Self scheduling means that you, as an employer, allow your employees to make their own schedules. Some of the many benefits of self scheduling are that employees can tailor their schedules to their individual physical and social needs. For employees this can also mean that combining their work with possible caring tasks all of a sudden becomes a lot easier. This will result in more people being able to start working (more) and this, in turn, promotes diversity of the workforce.
With all the benefits that self scheduling brings to the table you probably wonder why not every single employer in the country is using self scheduling to make schedules. The reason is very simple: Even though many employers are interested in self scheduling and do see the benefits it will bring, they are also fearful and see many hurdles on the road. This because practically every organisational change will meet with resistance from employers having to undergo this organisational change.

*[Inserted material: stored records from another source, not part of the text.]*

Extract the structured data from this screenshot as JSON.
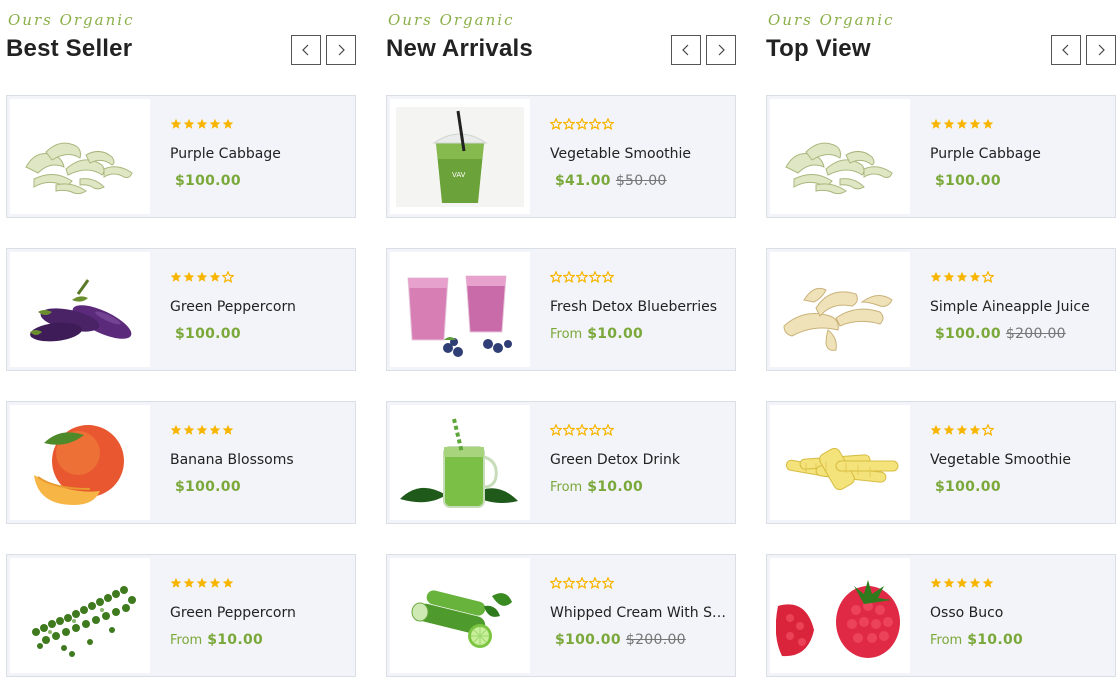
{
  "columns": [
    {
      "eyebrow": "Ours Organic",
      "title": "Best Seller",
      "products": [
        {
          "name": "Purple Cabbage",
          "price": "$100.00",
          "old_price": "",
          "from": "",
          "rating": 5,
          "image": "white-cabbage-strips"
        },
        {
          "name": "Green Peppercorn",
          "price": "$100.00",
          "old_price": "",
          "from": "",
          "rating": 4,
          "image": "eggplants"
        },
        {
          "name": "Banana Blossoms",
          "price": "$100.00",
          "old_price": "",
          "from": "",
          "rating": 5,
          "image": "peach"
        },
        {
          "name": "Green Peppercorn",
          "price": "$10.00",
          "old_price": "",
          "from": "From",
          "rating": 5,
          "image": "green-peppercorn"
        }
      ]
    },
    {
      "eyebrow": "Ours Organic",
      "title": "New Arrivals",
      "products": [
        {
          "name": "Vegetable Smoothie",
          "price": "$41.00",
          "old_price": "$50.00",
          "from": "",
          "rating": 0,
          "image": "green-smoothie-cup"
        },
        {
          "name": "Fresh Detox Blueberries",
          "price": "$10.00",
          "old_price": "",
          "from": "From",
          "rating": 0,
          "image": "berry-smoothies"
        },
        {
          "name": "Green Detox Drink",
          "price": "$10.00",
          "old_price": "",
          "from": "From",
          "rating": 0,
          "image": "green-detox-jar"
        },
        {
          "name": "Whipped Cream With St...",
          "price": "$100.00",
          "old_price": "$200.00",
          "from": "",
          "rating": 0,
          "image": "cucumber-lime"
        }
      ]
    },
    {
      "eyebrow": "Ours Organic",
      "title": "Top View",
      "products": [
        {
          "name": "Purple Cabbage",
          "price": "$100.00",
          "old_price": "",
          "from": "",
          "rating": 5,
          "image": "white-cabbage-strips"
        },
        {
          "name": "Simple Aineapple Juice",
          "price": "$100.00",
          "old_price": "$200.00",
          "from": "",
          "rating": 4,
          "image": "ginger"
        },
        {
          "name": "Vegetable Smoothie",
          "price": "$100.00",
          "old_price": "",
          "from": "",
          "rating": 4,
          "image": "baby-corn"
        },
        {
          "name": "Osso Buco",
          "price": "$10.00",
          "old_price": "",
          "from": "From",
          "rating": 5,
          "image": "raspberries"
        }
      ]
    }
  ],
  "icons": {
    "prev": "chevron-left-icon",
    "next": "chevron-right-icon",
    "star": "star-icon"
  },
  "colors": {
    "accent_green": "#7aa83a",
    "star": "#f7b500",
    "card_bg": "#f3f4f9"
  }
}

Thanks to Déhora, many organizations in Belgium and the Netherlands have already successfully introduced this concept. Within a set of rules and requirements defined by, for example, a management or a director, staff are responsible for choosing their own shifts. From our many years of experience, we know that the scheduler's intervention is relatively limited and the concept is well-functioning, and none of the companies have ever wanted to go back to the original model.
With the current state of the labor market and the new generation of employees, it is only a matter of time before the management understands what employees actually want, and before they move on to this way of managing labor force planning. It is obvious, however, that whoever does it first will gain a great competitive advantage for the Czech market for some time.